Royal Mail buyer will maintain universal service, minister insists

The UK government has insisted that any sale of Royal Mail will leave the country’s universal service obligation intact – and protected by law. The assurance came from Baroness Wilcox, the government’s junior business minister in the House of Lords, as the upper House debated legislation seeking to privatise the national postal operator.

Facing an array of concerns from opposition peers that the Postal Services Bill will open the door to asset strippers or cherry pickers from the private sector, the minister said regulator Ofcom would have the power to protect the universal service provision.

She said: “Ofcom will be watching like a hawk to make sure that there is a fair balance between Royal Mail and the consumers of the products that Royal Mail produces.”

The Royal Mail, currently a limited company owned by the government, would still have the obligation to provide mail deliveries six days a week across the entire country for a uniform tariff under the government’s proposals for private ownership.

The debate last night – the committee stage in the Lords for the Postal Services Bill, which has already passed through the House of Commons – saw concern among peers that selling off the Royal Mail could see new owners pricing their universal service out of the market to make it unattractive to consumers.

But the Baroness said the universal obligation was protected by Parliament under the terms of the Bill, and that Ofcom would ensure the minimum requirements of the obligation were upheld.

“As we know, the minimum requirements are above those set out in the European postal services directive in terms of the requirement to deliver letters six days a week and for a uniform tariff and service to apply,” she said.

In the “unlikely event” that the new owners no longer wished to provide universal service coverage, the minister said regulator Ofcom would have the powers to force Royal Mail to deliver on the obligation.

“Ofcom will also have the power to impose penalties on companies found in breach of the regulatory conditions,” the Baroness warned.

During the debate, peers expressed concern that the government would not report on the full value of Royal Mail and details of acquisition proposals before the sale is completed.

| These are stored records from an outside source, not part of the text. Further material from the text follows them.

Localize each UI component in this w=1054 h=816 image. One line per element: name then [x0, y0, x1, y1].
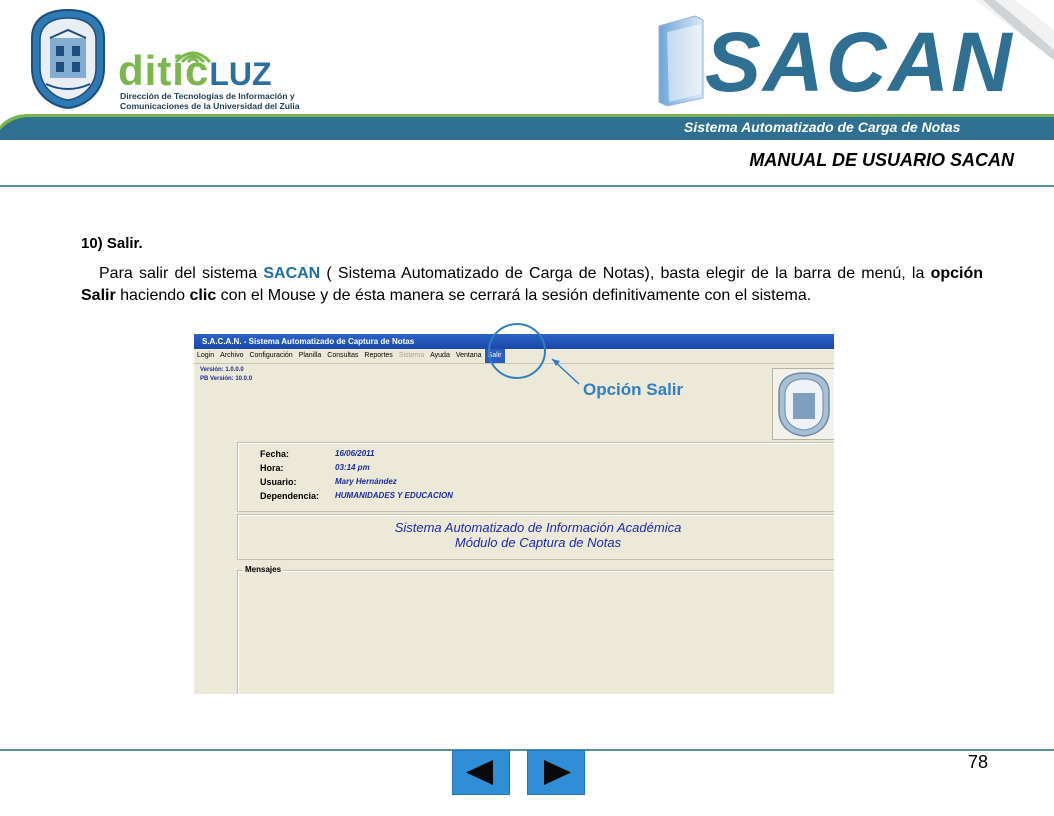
page-curl-decoration	[975, 0, 1054, 60]
paragraph-text-1: Para salir del sistema	[99, 265, 264, 282]
page-number: 78	[968, 752, 989, 772]
pb-version-label: PB Versión: 10.0.0	[200, 376, 253, 382]
ditic-luz-wordmark	[118, 47, 272, 94]
header-band-text: Sistema Automatizado de Carga de Notas	[684, 119, 961, 135]
previous-page-button[interactable]	[452, 750, 510, 795]
menu-item-planilla[interactable]: Planilla	[298, 352, 322, 359]
menu-item-archivo[interactable]: Archivo	[220, 352, 244, 359]
messages-label: Mensajes	[245, 565, 282, 574]
version-label: Versión: 1.0.0.0	[200, 367, 244, 373]
menu-item-sistema: Sistema	[398, 352, 425, 359]
usuario-label: Usuario:	[260, 477, 297, 487]
keyword-sacan: SACAN	[263, 265, 321, 282]
annotation-label: Opción Salir	[583, 380, 684, 399]
menu-item-ayuda[interactable]: Ayuda	[430, 352, 450, 359]
next-page-button[interactable]	[527, 750, 585, 795]
section-title: 10) Salir.	[81, 235, 143, 252]
dependencia-value: HUMANIDADES Y EDUCACION	[335, 491, 453, 500]
ditic-subtitle-line1: Dirección de Tecnologías de Información y	[120, 91, 295, 101]
messages-groupbox	[237, 570, 834, 694]
ditic-word: ditic	[118, 47, 210, 94]
triangle-left-icon	[453, 751, 509, 794]
keyword-clic: clic	[189, 287, 217, 304]
app-window-titlebar: S.A.C.A.N. - Sistema Automatizado de Captura de Notas	[194, 334, 834, 349]
header-divider	[0, 185, 1054, 187]
ditic-subtitle-line2: Comunicaciones de la Universidad del Zulia	[120, 101, 300, 111]
session-info-panel	[237, 442, 834, 512]
university-crest-logo	[28, 8, 108, 110]
fecha-value: 16/06/2011	[335, 449, 375, 458]
hora-value: 03:14 pm	[335, 463, 370, 472]
instruction-paragraph	[81, 263, 983, 307]
menu-item-configuracion[interactable]: Configuración	[249, 352, 293, 359]
highlight-circle	[489, 324, 545, 378]
paragraph-text-4: con el Mouse y de ésta manera se cerrará la sesión definitivamente con el sistema.	[216, 287, 812, 304]
menu-item-ventana[interactable]: Ventana	[455, 352, 482, 359]
hora-label: Hora:	[260, 463, 284, 473]
sacan-wordmark: SACAN	[705, 15, 1014, 109]
dependencia-label: Dependencia:	[260, 491, 320, 501]
paragraph-text-2: ( Sistema Automatizado de Carga de Notas), basta elegir de la barra de menú, la	[320, 265, 931, 282]
menu-item-salir[interactable]: Salir	[485, 349, 505, 363]
usuario-value: Mary Hernández	[335, 477, 397, 486]
page-header	[0, 0, 1054, 140]
manual-title: MANUAL DE USUARIO SACAN	[749, 150, 1014, 170]
keyword-opcion-salir: opción Salir	[81, 265, 983, 304]
triangle-right-icon	[528, 751, 584, 794]
app-crest-logo	[772, 368, 834, 440]
banner-line-1: Sistema Automatizado de Información Académica	[394, 520, 682, 535]
menu-item-consultas[interactable]: Consultas	[327, 352, 359, 359]
fecha-label: Fecha:	[260, 449, 290, 459]
crest-icon	[773, 369, 834, 439]
menu-item-reportes[interactable]: Reportes	[364, 352, 393, 359]
paragraph-text-3: haciendo	[115, 287, 190, 304]
menu-item-login[interactable]: Login	[197, 352, 215, 359]
luz-word: LUZ	[209, 56, 272, 92]
banner-line-2: Módulo de Captura de Notas	[454, 535, 622, 550]
system-banner	[237, 514, 834, 560]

Peers including Lord Clarke of Hampstead, a former postman and postal trade unionist, warned that without detailing the scope of Royal Mail’s assets, the sale could be under-valued.

“A kind of Jurassic Park”

But the particular concern was that a sale would leave new owners skimping on their obligation to cover the final mile in all corners of the country.

The peers highlighted comments made last year at the European Postal Services conference in Brussels by Pieter Kunz, managing director of TNT, a company seen as among the favourites to buy Royal Mail. Kunz had said last spring that the universal service obligation was “a kind of Jurassic Park and we should get rid of it”.

Last night, Lord Clarke said: “If we rush into a sale and Royal Mail ends up in the hands of a particular private company, we shall know what to expect, because that company has already said that the universal service obligation belongs to Jurassic history. It even questioned whether there should be six deliveries a week. We have to be very careful.”

Lord Clarke said a number of European countries had now moved from having state-owned postal operators to 100% privatisation, and that in some of those countries the privatized operations are not required to deliver a universal service.

“My worry is that we could find ourselves in a position where a foreign buyer might already be in the business in a country that no longer has a universal service and that might decide in due course that it will no longer maintain a universal service in this country. That would be very bad indeed for Britain,” he said.